I am 40 years old.
I am hispanic/white.
I am currently serving the final year of a 10-1/2 year sentence.
I can also be reached through Jpay.com
I write poetry, essays, and journal daily life as ME in prison.
My amusing determination to separate from my flesh house has met with sporadic and minimal success. Once every other month I nearly escape and Once a month I have a Lucid experience. Yes, I am a novice but if you have no idea what Im talking about I am a certified Astral Mentor!. Dreams are within our control. The Spirit realm is an Astral plane that is parallel to the physical plane. Want to know what goes bump in the night? Travel with me then. Once a month or thereabout I will send postcards from my location.
I am so enamored by your affection towards me. I find myself in a state of bliss when I place the mere image of your face in my mind’s eye. The moment I feel your pure and undefiled love towards me I am moved with desire to love you in return. I feel free to love without fear of harm. I believe, no, I know you will not harm me since your love is incapable of cruelty and selfishness. You are a wonderful friend, loyal and faithful in all ways.
You know me, you accept me, you believe in me. Oh, how I have yearned for this union of souls for some time now and at last I am free to love and be loved.
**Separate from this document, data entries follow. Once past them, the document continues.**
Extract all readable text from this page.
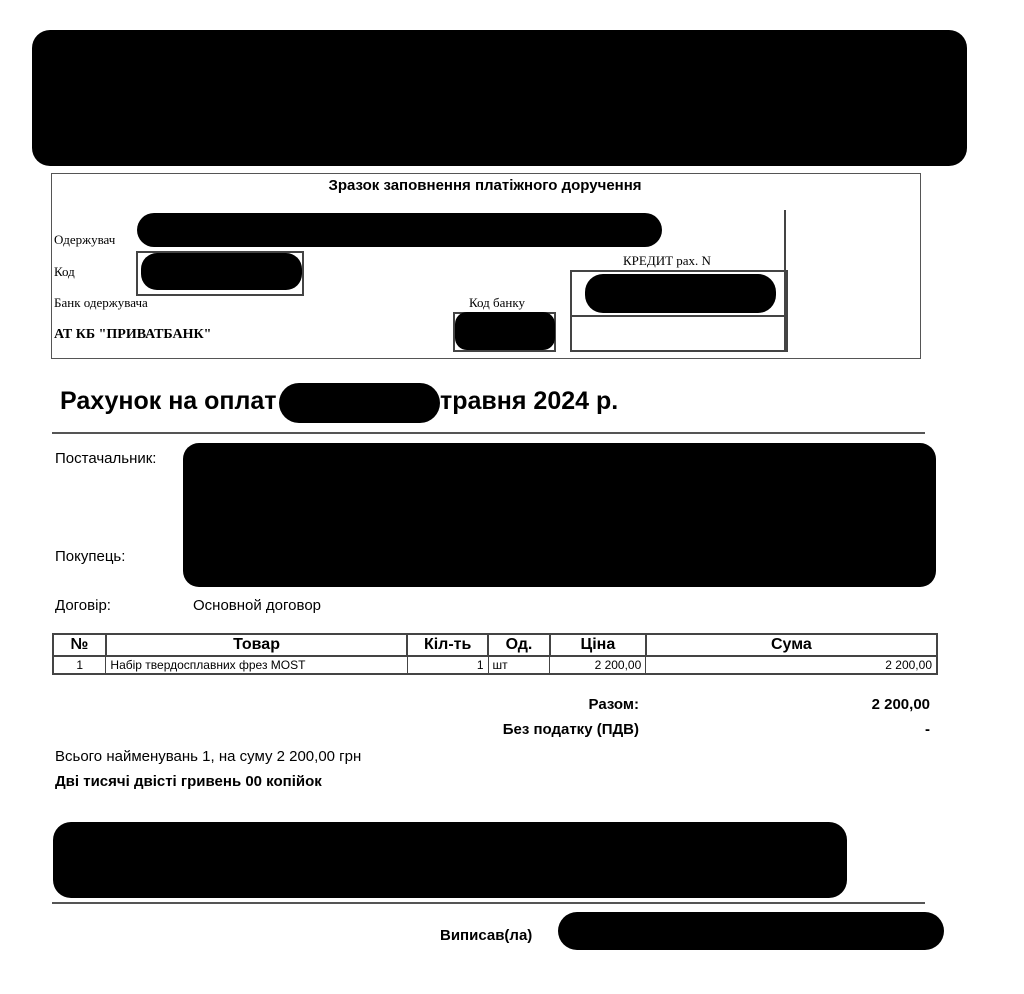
Зразок заповнення платіжного доручення
Одержувач
Код
КРЕДИТ рах. N
Банк одержувача	Код банку
АТ КБ "ПРИВАТБАНК"
Рахунок на оплат	травня 2024 р.
Постачальник:
Покупець:
Договір:	Основной договор
№	Товар	Кіл-ть	Од.	Ціна	Сума
1	Набір твердосплавних фрез MOST	1	шт	2 200,00	2 200,00
Разом:	2 200,00
Без податку (ПДВ)	-
Всього найменувань 1, на суму 2 200,00 грн
Дві тисячі двісті гривень 00 копійок
Виписав(ла)
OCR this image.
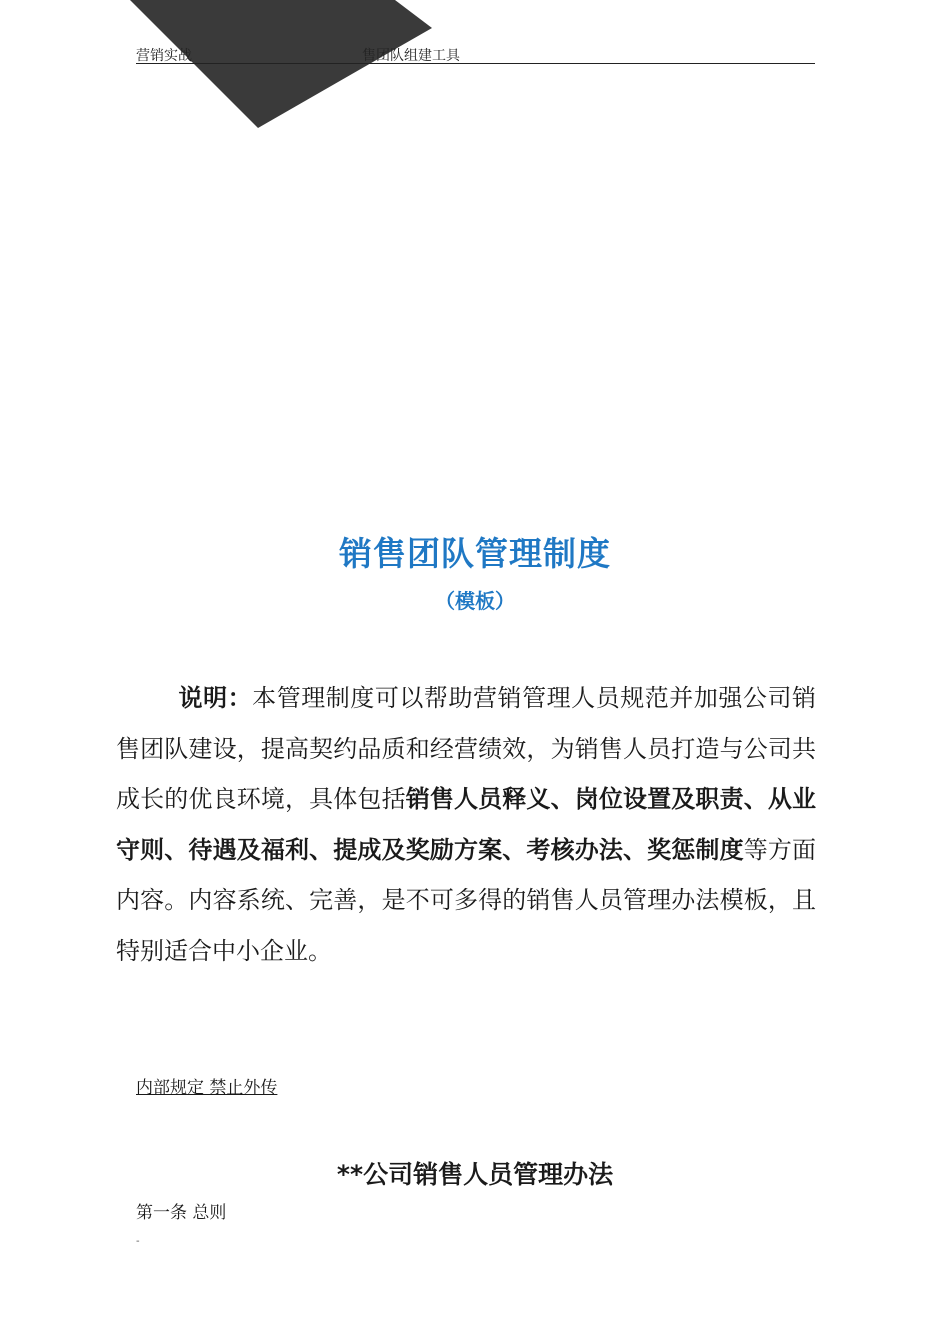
营销实战	售团队组建工具
销售团队管理制度
（模板）
说明：本管理制度可以帮助营销管理人员规范并加强公司销售团队建设，提高契约品质和经营绩效，为销售人员打造与公司共成长的优良环境，具体包括销售人员释义、岗位设置及职责、从业守则、待遇及福利、提成及奖励方案、考核办法、奖惩制度等方面内容。内容系统、完善，是不可多得的销售人员管理办法模板，且特别适合中小企业。
内部规定 禁止外传
**公司销售人员管理办法
第一条 总则
-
Our connection cannot be severed, it has already been forged by the deepest sharing and transparent intimacy that cannot be surpassed. This bonding has been experienced, it cannot be undone. This is the precious pearl that people seek, the one prize whose value is degraded by measuring it. I am in awe that we discovered this pearl together, this oneness, this true knowing of eachother in the innermost parts, this just simply is, it exists. There is no chasing after, no effort to be made, no fears to overcome, no obstacles to be removed because all of this has fallen away once the moment arrived when we became friends.
I am neither in prison nor behind walls. I am in a Psychological Gymnasium. My fellow students of life bring me gifts each day. Gifts of threats, verbal assaults, emotional torment and the like. It is on these that my character thrives and is exercised and is matured. I recieve these precious gifts with gratitude, for by them my soul is polished and will one day shine with the brilliance intended by my maker.
I cannot see clearly so I say that I AM clairvoyant in a way to convince the blind self. According to faith be it done unto me.i.we.
No such thing as present, nothing remains still enough to be thought of as such, no here, no now, only an eternal weaving of life’s tapestry.
To be a cell or not to be a cell, that is the question of what are we? and what am I? I am more space than I am matter, and so I animate matter.
LORD MY FATHER, MY MOTHER, MY CREATOR, MY SHEPARD, MY SOURCE, MY BEGINNING, MY END, WHAT DO I ASK OF THE ONE WHO IS THE GRAND WEAVER OF ALL THE THREADS OF LIFE’S FABRIC? FROM WHOM ALL THINGS HAVE BEEN MANIFESTED? DO I NOT APPROVE OF MY MAKER’S WORK?